Diante desses fatos, adota-se a responsabilidade civil objetiva a ré () tanto com base no Código de Defesa do Consumidor em decorrência do vício ou defeito do serviço, como com base no Código Civil em decorrência da teoria do risco proveito ou do risco criado.

A responsabilidade civil objetiva a serem imputadas às rés, decorrem da comprovação necessária de três elementos: Conduta lesiva das rés, dano à autora e nexo de causalidade entre a conduta lesiva das rés e o dano moral à autora.

Exclui-se da apuração da responsabilidade civil objetiva a necessidade de configuração de dolo ou culpa.

As únicas hipóteses de exclusão de responsabilidade civil objetiva às rés é a comprovação de o dano ter ocorrido por culpa exclusiva do consumidor ou de terceiros ou força maior.

As provas arroladas aos autos demonstram que nenhuma das hipóteses excludentes de responsabilidade se encontram, enquanto que os três elementos da responsabilidade civil objetiva estão perfeitamente configurados nos autos, quais sejam a conduta lesiva das rés, o dano à autora e o nexo de causalidade entre a conduta lesiva das rés e o dano da autora.
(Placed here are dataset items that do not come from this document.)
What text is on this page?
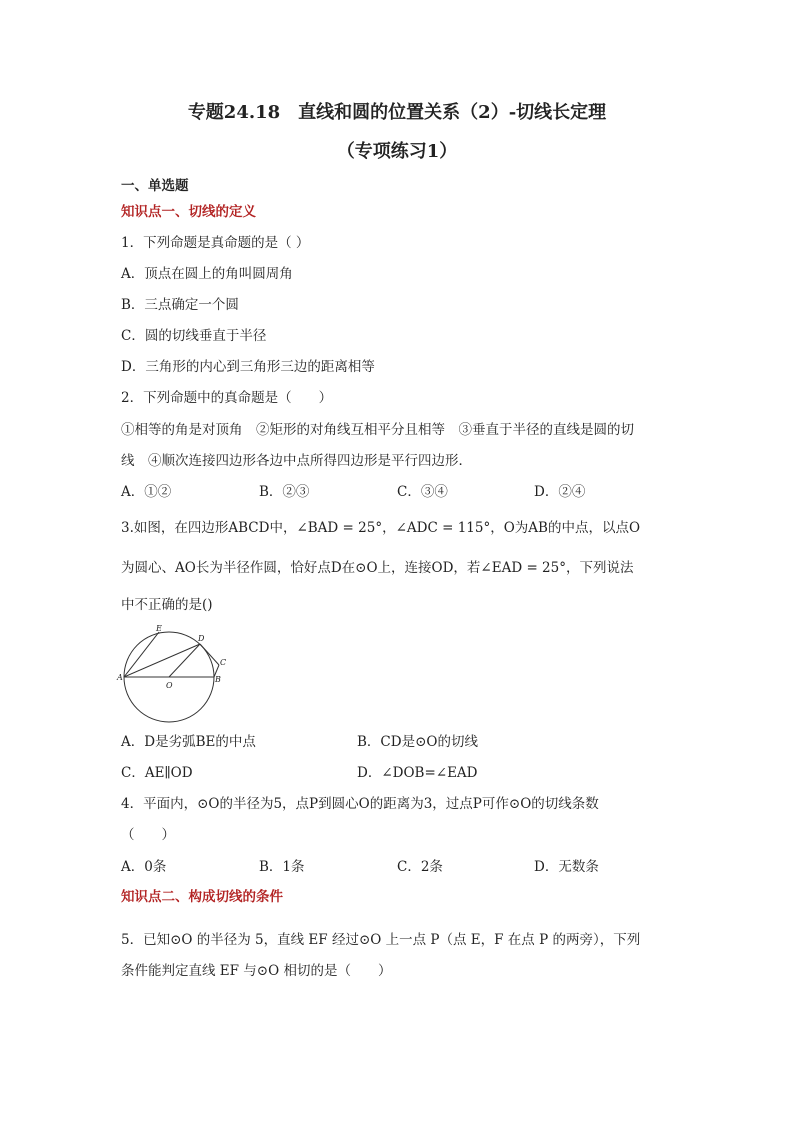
专题24.18　直线和圆的位置关系（2）-切线长定理
（专项练习1）
一、单选题
知识点一、切线的定义
1．下列命题是真命题的是（ ）
A．顶点在圆上的角叫圆周角
B．三点确定一个圆
C．圆的切线垂直于半径
D．三角形的内心到三角形三边的距离相等
2．下列命题中的真命题是（　　）
①相等的角是对顶角　②矩形的对角线互相平分且相等　③垂直于半径的直线是圆的切
线　④顺次连接四边形各边中点所得四边形是平行四边形．
A．①②	B．②③	C．③④	D．②④
3.如图，在四边形ABCD中，∠BAD = 25°，∠ADC = 115°，O为AB的中点，以点O
为圆心、AO长为半径作圆，恰好点D在⊙O上，连接OD，若∠EAD = 25°，下列说法
中不正确的是()
A	B
C
D
E
O
A．D是劣弧BE的中点	B．CD是⊙O的切线
C．AE∥OD	D．∠DOB=∠EAD
4．平面内，⊙O的半径为5，点P到圆心O的距离为3，过点P可作⊙O的切线条数
（　　）
A．0条	B．1条	C．2条	D．无数条
知识点二、构成切线的条件
5．已知⊙O 的半径为 5，直线 EF 经过⊙O 上一点 P（点 E，F 在点 P 的两旁），下列
条件能判定直线 EF 与⊙O 相切的是（　　）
Diante disso, requer-se que seja aplicada a responsabilidade civil objetiva a ré ().

II.III.II.) Do Pedido de Indenização de Danos Materiais e Morais.

Requer-se ainda que os réus dessa ação sejam condenados ao pagamento de indenização a título de danos materiais e morais à autora, uma vez que os réus cometeram um ato ilícito e abusivo gerando respectivamente o dano moral à autora.
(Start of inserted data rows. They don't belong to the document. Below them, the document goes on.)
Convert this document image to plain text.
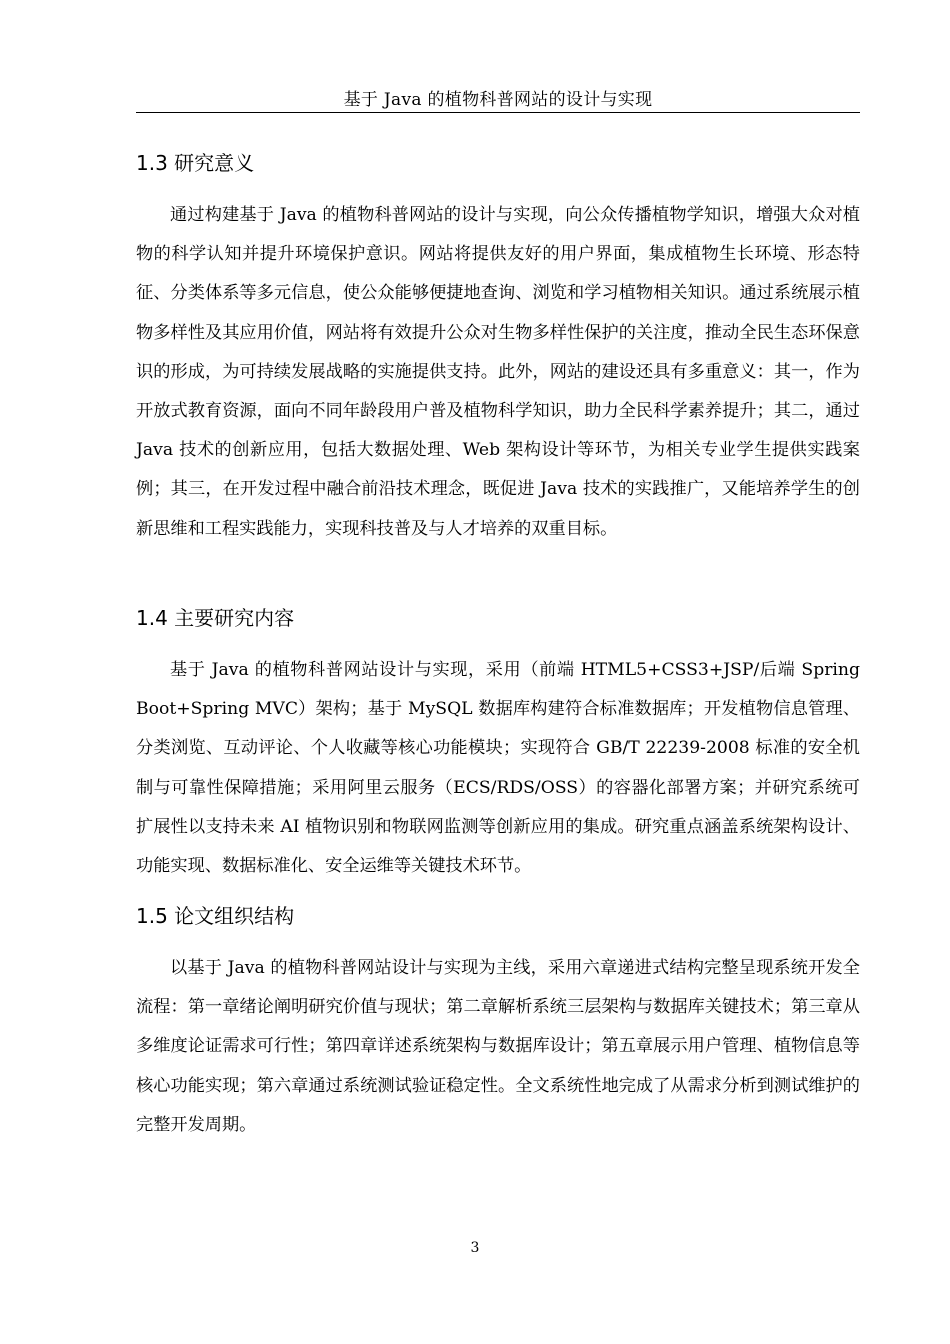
基于 Java 的植物科普网站的设计与实现
1.3 研究意义

通过构建基于 Java 的植物科普网站的设计与实现，向公众传播植物学知识，增强大众对植物的科学认知并提升环境保护意识。网站将提供友好的用户界面，集成植物生长环境、形态特征、分类体系等多元信息，使公众能够便捷地查询、浏览和学习植物相关知识。通过系统展示植物多样性及其应用价值，网站将有效提升公众对生物多样性保护的关注度，推动全民生态环保意识的形成，为可持续发展战略的实施提供支持。此外，网站的建设还具有多重意义：其一，作为开放式教育资源，面向不同年龄段用户普及植物科学知识，助力全民科学素养提升；其二，通过 Java 技术的创新应用，包括大数据处理、Web 架构设计等环节，为相关专业学生提供实践案例；其三，在开发过程中融合前沿技术理念，既促进 Java 技术的实践推广，又能培养学生的创新思维和工程实践能力，实现科技普及与人才培养的双重目标。

1.4 主要研究内容

基于 Java 的植物科普网站设计与实现，采用（前端 HTML5+CSS3+JSP/后端 Spring Boot+Spring MVC）架构；基于 MySQL 数据库构建符合标准数据库；开发植物信息管理、分类浏览、互动评论、个人收藏等核心功能模块；实现符合 GB/T 22239-2008 标准的安全机制与可靠性保障措施；采用阿里云服务（ECS/RDS/OSS）的容器化部署方案；并研究系统可扩展性以支持未来 AI 植物识别和物联网监测等创新应用的集成。研究重点涵盖系统架构设计、功能实现、数据标准化、安全运维等关键技术环节。

1.5 论文组织结构

以基于 Java 的植物科普网站设计与实现为主线，采用六章递进式结构完整呈现系统开发全流程：第一章绪论阐明研究价值与现状；第二章解析系统三层架构与数据库关键技术；第三章从多维度论证需求可行性；第四章详述系统架构与数据库设计；第五章展示用户管理、植物信息等核心功能实现；第六章通过系统测试验证稳定性。全文系统性地完成了从需求分析到测试维护的完整开发周期。

3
Há incidência do dano material tendo em vista que a autora teve que arcar com o custo da cirurgia de R$30.000,00, apesar de ter plano de saúde que cobria o serviço.
Há incidência de dano moral tendo em vista a conduta ilícita e abusiva se a autora não tivesse de disponibilidade financeira, estaria morta.
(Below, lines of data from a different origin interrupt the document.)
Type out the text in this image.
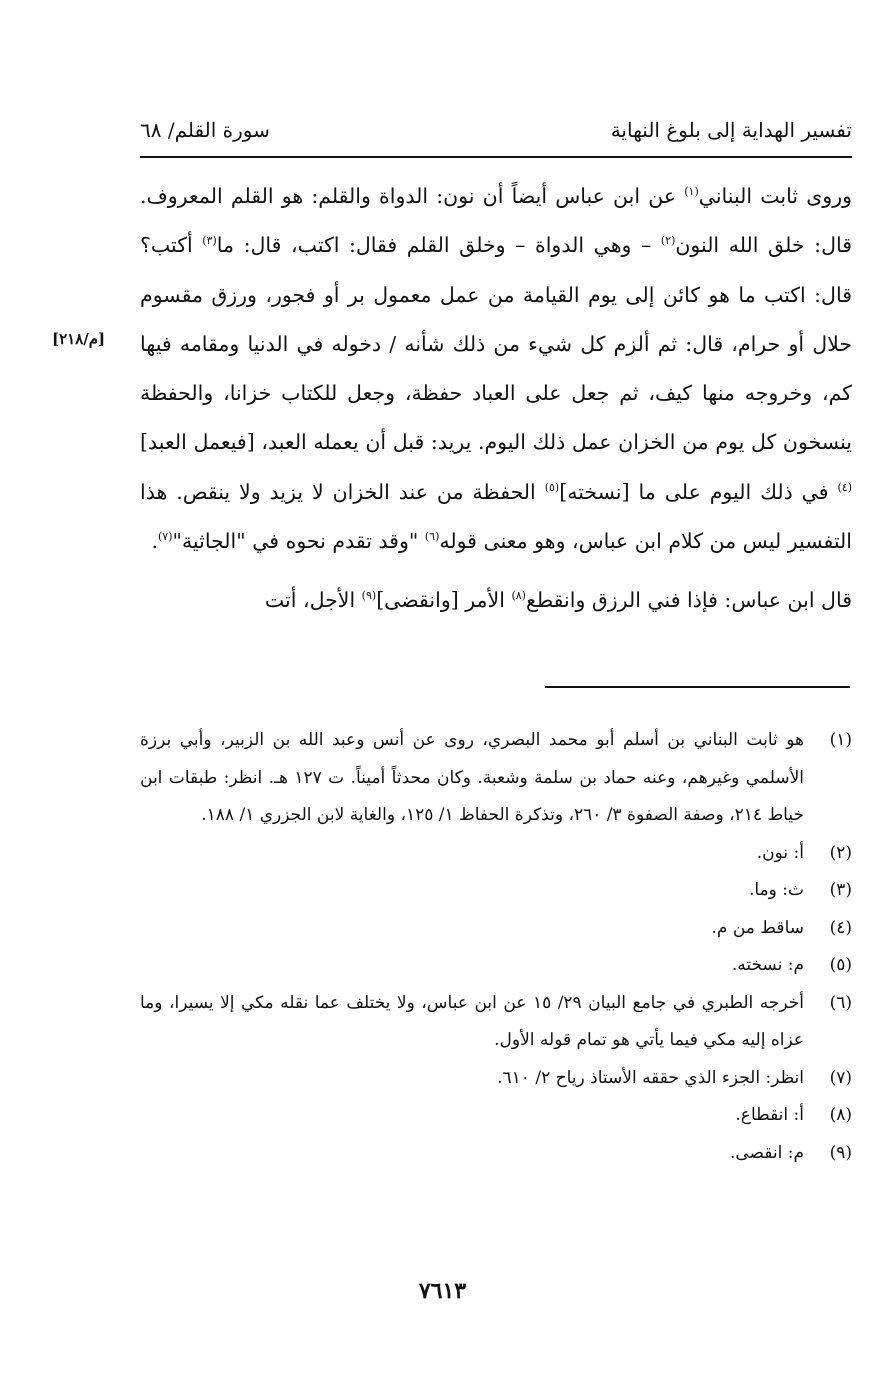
تفسير الهداية إلى بلوغ النهاية
سورة القلم/ ٦٨
[م/٢١٨]

وروى ثابت البناني$^{(١)}$ عن ابن عباس أيضاً أن نون: الدواة والقلم: هو القلم المعروف. قال: خلق الله النون$^{(٢)}$ – وهي الدواة – وخلق القلم فقال: اكتب، قال: ما$^{(٣)}$ أكتب؟ قال: اكتب ما هو كائن إلى يوم القيامة من عمل معمول بر أو فجور، ورزق مقسوم حلال أو حرام، قال: ثم ألزم كل شيء من ذلك شأنه / دخوله في الدنيا ومقامه فيها كم، وخروجه منها كيف، ثم جعل على العباد حفظة، وجعل للكتاب خزانا، والحفظة ينسخون كل يوم من الخزان عمل ذلك اليوم. يريد: قبل أن يعمله العبد، [فيعمل العبد]$^{(٤)}$ في ذلك اليوم على ما [نسخته]$^{(٥)}$ الحفظة من عند الخزان لا يزيد ولا ينقص. هذا التفسير ليس من كلام ابن عباس، وهو معنى قوله$^{(٦)}$ "وقد تقدم نحوه في "الجاثية"$^{(٧)}$.

قال ابن عباس: فإذا فني الرزق وانقطع$^{(٨)}$ الأمر [وانقضى]$^{(٩)}$ الأجل، أتت

(١)
هو ثابت البناني بن أسلم أبو محمد البصري، روى عن أنس وعبد الله بن الزبير، وأبي برزة الأسلمي وغيرهم، وعنه حماد بن سلمة وشعبة. وكان محدثاً أميناً. ت ١٢٧ هـ. انظر: طبقات ابن خياط ٢١٤، وصفة الصفوة ٣/ ٢٦٠، وتذكرة الحفاظ ١/ ١٢٥، والغاية لابن الجزري ١/ ١٨٨.
(٢)
أ: نون.
(٣)
ث: وما.
(٤)
ساقط من م.
(٥)
م: نسخته.
(٦)
أخرجه الطبري في جامع البيان ٢٩/ ١٥ عن ابن عباس، ولا يختلف عما نقله مكي إلا يسيرا، وما عزاه إليه مكي فيما يأتي هو تمام قوله الأول.
(٧)
انظر: الجزء الذي حققه الأستاذ رياح ٢/ ٦١٠.
(٨)
أ: انقطاع.
(٩)
م: انقصى.
٧٦١٣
Quanto à quantificação dos danos morais, não há uma tarifação prévia no nosso ordenamento jurídico. Cabe ao prudente arbitramento judicial a ser decidido no caso concreto sobre o valor de indenização a título de dano moral a ser pago pelas rés à autora.

Contudo existem alguns critérios de fixação do dano moral. Dentre os critérios de fixação do dano moral estão a capacidade econômica do agente causador do dano, do grau de lesividade do ato ilícito cometido, e a função preventiva, pedagógica, reparadora e punitiva do dano moral para fins de evitar a reincidência da conduta lesiva a ser evitada.

A função preventiva do dano moral refere-se a função de prevenir a reiteração de condutas lesivas por quem causou o dano.

A função pedagógica do dano moral é justamente o fato de ensinar por meio de indenização que é proibido a conduta lesiva demonstrada pelas rés.

A função reparadora tem a finalidade de reparar o dano moral causado a vítima no caso o autor.

E a função punitiva e repressiva visa a punir as rés que causaram ao dano pela conduta lesiva em si, a ponto de contabilizarem que é economicamente inviável a reiteração do dano demonstrado nos autos, forçando por meio da indenização a melhoria da qualidade do serviço, em conformidade com a lei.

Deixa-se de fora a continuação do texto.